/audio-ml

Demos of supervised and unsupervised machine learning for audio in Python

Primary LanguageJupyter NotebookGNU Affero General Public License v3.0AGPL-3.0

audio-ml

Demos of supervised and unsupervised machine learning for audio in Python

audio_analysis.ipynb

This notebook describes how to visualize and analyze audio signals using supervised and unsupervised machine learning methods.

We explore two audio files, one containing speech and music and the other just speech. For both, we visualize the waveforms, spectrograms, and compute the log-Mel coefficients.

We build an unsupervised machine learning model for detecting regions of speech using denoising algorithms, Mel-frequency cepstral coefficients, dimensionality reduction using UMAP, and clustering using K-Means.

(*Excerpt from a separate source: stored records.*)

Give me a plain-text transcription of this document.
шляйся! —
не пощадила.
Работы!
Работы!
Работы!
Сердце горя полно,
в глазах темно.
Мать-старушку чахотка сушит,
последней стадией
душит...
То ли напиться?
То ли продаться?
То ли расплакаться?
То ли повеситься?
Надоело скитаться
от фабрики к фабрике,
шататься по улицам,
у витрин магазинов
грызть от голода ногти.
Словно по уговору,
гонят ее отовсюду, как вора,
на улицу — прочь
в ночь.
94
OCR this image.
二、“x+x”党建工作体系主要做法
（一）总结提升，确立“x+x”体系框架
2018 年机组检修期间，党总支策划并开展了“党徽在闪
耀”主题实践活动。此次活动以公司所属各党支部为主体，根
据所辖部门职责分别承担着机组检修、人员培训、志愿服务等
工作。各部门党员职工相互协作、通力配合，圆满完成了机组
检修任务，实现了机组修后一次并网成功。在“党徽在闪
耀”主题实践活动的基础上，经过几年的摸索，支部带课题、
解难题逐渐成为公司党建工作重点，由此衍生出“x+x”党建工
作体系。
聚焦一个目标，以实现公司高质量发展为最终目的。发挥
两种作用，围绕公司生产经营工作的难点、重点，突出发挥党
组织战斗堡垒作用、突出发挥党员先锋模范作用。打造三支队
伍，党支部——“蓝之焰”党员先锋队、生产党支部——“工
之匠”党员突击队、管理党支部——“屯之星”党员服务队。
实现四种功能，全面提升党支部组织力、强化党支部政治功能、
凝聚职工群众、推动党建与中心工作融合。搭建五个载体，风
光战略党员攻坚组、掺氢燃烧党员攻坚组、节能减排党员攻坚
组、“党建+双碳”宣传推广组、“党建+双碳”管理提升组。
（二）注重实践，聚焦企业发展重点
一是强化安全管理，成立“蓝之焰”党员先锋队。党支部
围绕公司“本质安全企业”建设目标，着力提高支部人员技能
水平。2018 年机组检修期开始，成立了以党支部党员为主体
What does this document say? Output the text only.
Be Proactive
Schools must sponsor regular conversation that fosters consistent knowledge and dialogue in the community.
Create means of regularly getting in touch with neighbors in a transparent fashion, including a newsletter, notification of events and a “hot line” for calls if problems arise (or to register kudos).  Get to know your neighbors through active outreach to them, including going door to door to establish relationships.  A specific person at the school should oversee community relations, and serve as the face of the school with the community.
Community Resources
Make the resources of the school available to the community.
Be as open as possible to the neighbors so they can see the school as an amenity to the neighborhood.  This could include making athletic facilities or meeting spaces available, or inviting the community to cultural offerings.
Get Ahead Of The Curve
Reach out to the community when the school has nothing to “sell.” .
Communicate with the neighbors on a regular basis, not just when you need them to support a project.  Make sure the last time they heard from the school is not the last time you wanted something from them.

We also run the pretrained Whisper model from WhisperCPP on the second signal to transcribe the audio.

autoencoder.py

This script shows how to build and train a convolutional autoencoder for audio data.

The model consists of an encoder and a decoder, each made of convolutional layers. Since this is an autoencoder, we want to reduce the dimensionality of the signal in the latent space. We do this through feature extraction with 2-D convolutional layers followed by max pooling, which reduces the dimensionality by 2.

In the decoder, we expand the dimensionality back up from the latent space, using transposed convolutions to "undo" the convolutions in the encoder.